# Will SCARM measure a gap?



## MeCasa (Nov 16, 2007)

Hello, 

Will SCARM measure a gap, having a hard time decided how to handle a small gap and a measurement would make my decision easier

Thanks


----------



## CTValleyRR (Jul 26, 2014)

Don't use SCARM myself, but many programs have the ability to just drop a ruler down and take the measurement. As a general rule, though, any gap that's big enough for you to notice it is going to be unacceptable from an operational standpoint.

Where is your gap? In between track pieces that don't line up? If it's a linear gap (as in, the std size track piece just doesn't quite fill it, and the next size up is too large), try using a piece of flex track cut to size. If it's less than 1/8", you can slip a joiner on and fill the gap with solder, although this is a lot of work.

OTOH, if the ends are misaligned, to coin a phrase, "fuhgeddabowdit". Go back and redesign to eliminate the problem. Again, a lone piece of flex track might help here.


----------



## MeCasa (Nov 16, 2007)

Hello CTValley,

This should be easy because I have two parallel straight tracks and have the ability to modify either or both but the right combination eludes me. I know I can modify a piece to fit but I'd rather not do the extra work if I don't need to.

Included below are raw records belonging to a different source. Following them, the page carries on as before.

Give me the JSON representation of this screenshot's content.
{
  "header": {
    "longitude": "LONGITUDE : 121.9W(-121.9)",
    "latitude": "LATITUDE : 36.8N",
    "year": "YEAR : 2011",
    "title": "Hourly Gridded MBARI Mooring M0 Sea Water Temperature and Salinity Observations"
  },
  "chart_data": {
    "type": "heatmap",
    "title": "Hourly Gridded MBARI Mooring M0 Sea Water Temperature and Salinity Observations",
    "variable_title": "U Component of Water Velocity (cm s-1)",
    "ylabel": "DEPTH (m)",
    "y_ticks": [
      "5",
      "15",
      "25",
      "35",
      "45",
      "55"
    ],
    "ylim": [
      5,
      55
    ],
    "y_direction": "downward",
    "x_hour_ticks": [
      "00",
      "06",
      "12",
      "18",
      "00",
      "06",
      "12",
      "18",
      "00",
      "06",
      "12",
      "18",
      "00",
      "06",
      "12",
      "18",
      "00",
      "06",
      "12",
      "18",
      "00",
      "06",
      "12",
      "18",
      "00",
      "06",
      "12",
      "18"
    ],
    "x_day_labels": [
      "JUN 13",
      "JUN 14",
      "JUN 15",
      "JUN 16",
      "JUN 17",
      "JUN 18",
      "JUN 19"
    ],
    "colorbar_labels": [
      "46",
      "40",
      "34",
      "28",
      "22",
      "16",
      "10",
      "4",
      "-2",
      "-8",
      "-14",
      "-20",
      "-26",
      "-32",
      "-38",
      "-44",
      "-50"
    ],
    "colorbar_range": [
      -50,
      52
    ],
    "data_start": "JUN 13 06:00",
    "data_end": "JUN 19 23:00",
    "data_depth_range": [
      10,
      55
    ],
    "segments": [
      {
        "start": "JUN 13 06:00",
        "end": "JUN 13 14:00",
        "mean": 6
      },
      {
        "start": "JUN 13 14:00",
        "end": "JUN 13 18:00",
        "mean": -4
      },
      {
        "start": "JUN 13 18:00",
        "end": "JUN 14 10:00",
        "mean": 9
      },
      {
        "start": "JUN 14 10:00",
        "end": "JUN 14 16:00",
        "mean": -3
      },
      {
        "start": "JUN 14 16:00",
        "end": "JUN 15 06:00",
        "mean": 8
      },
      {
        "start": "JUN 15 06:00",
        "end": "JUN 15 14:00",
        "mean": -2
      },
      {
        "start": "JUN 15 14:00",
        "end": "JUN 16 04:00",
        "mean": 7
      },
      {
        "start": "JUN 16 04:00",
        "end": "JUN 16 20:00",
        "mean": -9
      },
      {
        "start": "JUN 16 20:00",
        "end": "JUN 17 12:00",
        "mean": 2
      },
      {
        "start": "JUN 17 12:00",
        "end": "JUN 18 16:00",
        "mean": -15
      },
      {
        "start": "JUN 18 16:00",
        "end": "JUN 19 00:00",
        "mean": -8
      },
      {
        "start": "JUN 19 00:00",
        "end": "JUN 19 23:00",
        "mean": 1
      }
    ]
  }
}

My thinking was 'if the software will give me a precise size I could buy the parts that will probably work and only then modify if necessary

It seems like the software would do this but I don't seem to know how.


----------



## bluenavigator (Aug 30, 2015)

Yes, there is "measuring tape" icon on the top of the window. Just click it once then you will see "pencil" mouse cursor. Just left click on the mouse on starting point and hold it and drag to the second point for the final measurement. It will tell you the measurement in the bottom of the window. Once you release the mouse button, it will keep the final measurement until you repeat or click "measuring tape" icon again.


----------



## MeCasa (Nov 16, 2007)

Thank you both 

bluenavigator, I saw the measuring tape and I repeatedly tried to measure from point to point but I couldn't (or thought I couldn't) get it to work. Bottom line, I didn't realize that the length was posting on the bottom.

I do now 

Thanks


----------